When it comes to churches and money, one thing is certain, there are more poor struggling congregations and preachers than there are wealthy ones. The ones that are best known and talked about in the secular world are a tiny fraction of what is the church, which most certainly does not mean wealthy churches aren’t Christian. It doesn’t mean well known preachers are false teachers. It doesn’t mean the wealthiest, or most disgraced church leaders aren’t Christians. It does make it likely that some of them are. On the other hand, not all down home, traditional bake sale to replace the hymnals churches and their members are or aren’t Christians either. People tend to form opinions on either the best examples and the worst, generally choosing and using them to reinforce their own preset views. For example; The guy on TV, busted for a sex ring proves the church is all hypocritical, the guy who feeds the homeless once a week handing out bible verses, even though he has next to nothing is clearly nuts. Or, The Lord is using this good Christian’s sin to show us we’re all flawed, or “God has chosen to bless him exceedingly” about the guy who’s employees live in poverty. People can talk themselves into anything. There are rich and poor people in everything, lazy useless degenerates that are rich and poor, hard working, good hearted people that are rich and poor, ruthless schemers who are rich and poor, and Christians who are rich and poor.
“Churches should pay taxes like everyone else!” Churches certainly enjoy the most tax exemptions, but not much more than many other not-for-profit or non-profit organizations, and no more than other religious organizations.
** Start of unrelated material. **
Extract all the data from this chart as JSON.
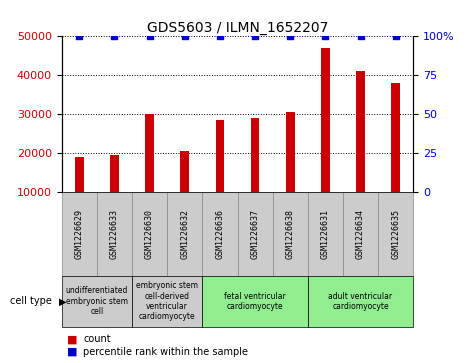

The big difference is no property tax, and less oversight. I can’t say I agree with all the tax exemptions different organizations get, but I don’t agree with many of the taxes everyone else has to pay either. The separation of church and state was and is the primary reason for their exclusion and for those who believe churches should pay should consider the implications. Church organizations are not allowed to send lobbyists to influence government regulations, if they were taxed the same, they could and would.
Jesus sent the disciples out with nothing but the word. He told the rich young man to give away all he had. He didn’t say live in poverty or take no payment for doing good service. To me this shows you must love the lord, not worldly riches, and that loving the lord isn’t a way to financial success. People point fingers about churches wanting ten percent of their income, but the Bible actually calls for ten percent of ALL that you have. That’s not greed, it’s biblical statute watered down. We’re promised peace of mind and eternal life, not earthly trappings or an easy life.
When commenting on the church, I base it on the church as it is at it’s heart, that which it was intended to be, and is for so many. There are plenty of critics who focus only on the bad examples. I’m a Christian, Jesus lit a light in me that isn’t disturbed by the winds of change, not filtered by political correctness and not overpowered or dimmed by the world around me.